Я словно беженка. Отверженная. Меня обступают в удушающем кольце все те события, которые каждый день показывают в телевизионных новостях. Люди без крыши над головой, выгнанные из дома, униженно чего-то ждущие. В немой автомобильной очереди есть такое же унижение и предчувствие всех ужасов на свете. Эта вереница просто не переползет через границу, потому что между темнеющей чащей и всеобъемлющим звездным небом просто не может быть границы. Однако все это зримо, ощутимо, материально; это не ночные кошмары и не игра воображения: от людей некуда деться. Ни от тех, кто униженно горбится в очереди, ни от тех, кто по-хозяйски протягивает между ними границы. Все это было у нас и везде — депортация, муки лагерей… Я еще не видела человека, стоящего на границе, но только я его увижу, как сразу же узнаю. Они все одинаковы — в кадрах старой кинохроники и в новейшей. Поза, суть, тон — все одинаково. Они командуют, так как и положение, и люди, и границы им позволяют.

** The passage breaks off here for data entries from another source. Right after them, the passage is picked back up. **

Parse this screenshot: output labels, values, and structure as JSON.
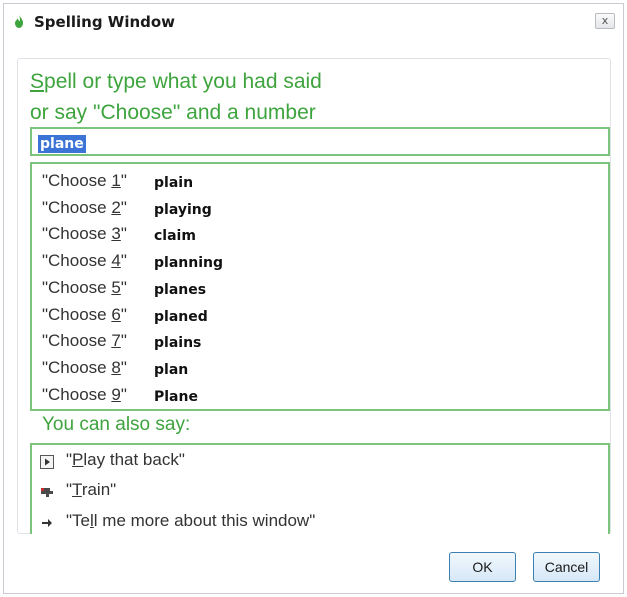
{
  "window": {
    "title": "Spelling Window",
    "close_label": "x"
  },
  "prompt": {
    "line1_underlined": "S",
    "line1_rest": "pell or type what you had said",
    "line2": "or say \"Choose\" and a number"
  },
  "spell_input": {
    "value": "plane"
  },
  "choices": [
    {
      "prefix": "\"Choose ",
      "number": "1",
      "suffix": "\"",
      "word": "plain"
    },
    {
      "prefix": "\"Choose ",
      "number": "2",
      "suffix": "\"",
      "word": "playing"
    },
    {
      "prefix": "\"Choose ",
      "number": "3",
      "suffix": "\"",
      "word": "claim"
    },
    {
      "prefix": "\"Choose ",
      "number": "4",
      "suffix": "\"",
      "word": "planning"
    },
    {
      "prefix": "\"Choose ",
      "number": "5",
      "suffix": "\"",
      "word": "planes"
    },
    {
      "prefix": "\"Choose ",
      "number": "6",
      "suffix": "\"",
      "word": "planed"
    },
    {
      "prefix": "\"Choose ",
      "number": "7",
      "suffix": "\"",
      "word": "plains"
    },
    {
      "prefix": "\"Choose ",
      "number": "8",
      "suffix": "\"",
      "word": "plan"
    },
    {
      "prefix": "\"Choose ",
      "number": "9",
      "suffix": "\"",
      "word": "Plane"
    }
  ],
  "also_say": {
    "heading": "You can also say:"
  },
  "commands": [
    {
      "icon": "play-icon",
      "pre": "\"",
      "ul": "P",
      "post": "lay that back\""
    },
    {
      "icon": "train-icon",
      "pre": "\"",
      "ul": "T",
      "post": "rain\""
    },
    {
      "icon": "arrow-right-icon",
      "pre": "\"Te",
      "ul": "l",
      "post": "l me more about this window\""
    }
  ],
  "buttons": {
    "ok": "OK",
    "cancel": "Cancel"
  },
  "colors": {
    "accent_green": "#3ea43e",
    "border_green": "#7cc47c",
    "selection_blue": "#3b73d6"
  }
}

И сейчас, зимой 1994 года, покорный ряд машин ожидает 16 часов или того больше, а отдельные автомобили, на минуту притормозив перед надменным человеком с ружьем, тут же пересекают границу. Темный лес и немые автомобили притягивают злых духов. Тех, что прячутся в каждом человеке. В очереди не общаются между собой, не конфликтуют. Но в воздухе висит желание выплеснуться.
Мигают фары, машины продвигаются на шажок вперед. Я одна, я не умею водить. Я беспомощна, как инвалид, которого отталкивают в сторону. Любая граница уничтожает безногих и беспомощных. Одна из машин немедленно объезжает меня, вырывая для себя крохотное преимущество. За рулем женщина? Ну, конечно, женщина, которая вызывающе разглядывает меня в зеркало заднего вида. С горечью думаю, что Андрусу в спутницы сгодилась бы именно такая бой-баба. Они бы составили идеальную пару — за рулем и в жизни. Но какое мне, в сущности, дело до жизни Андруса? Он взял меня в поездку, чтобы выпендриться — ведь соседский парень с детства обожал Францию! Как все эстонцы. Глупо тащить в поездку с собой женщину только из-за того, что она бывала в Париже — городе грез… Бедняга Андрус, кажется он верит, что и сейчас в моей сумочке лежат ключи от парижской квартиры. Когда он произносит “Париж”, его интонация становится такой ласковой и любящей. Он буквально смакует это слово, как самый страстный поцелуй.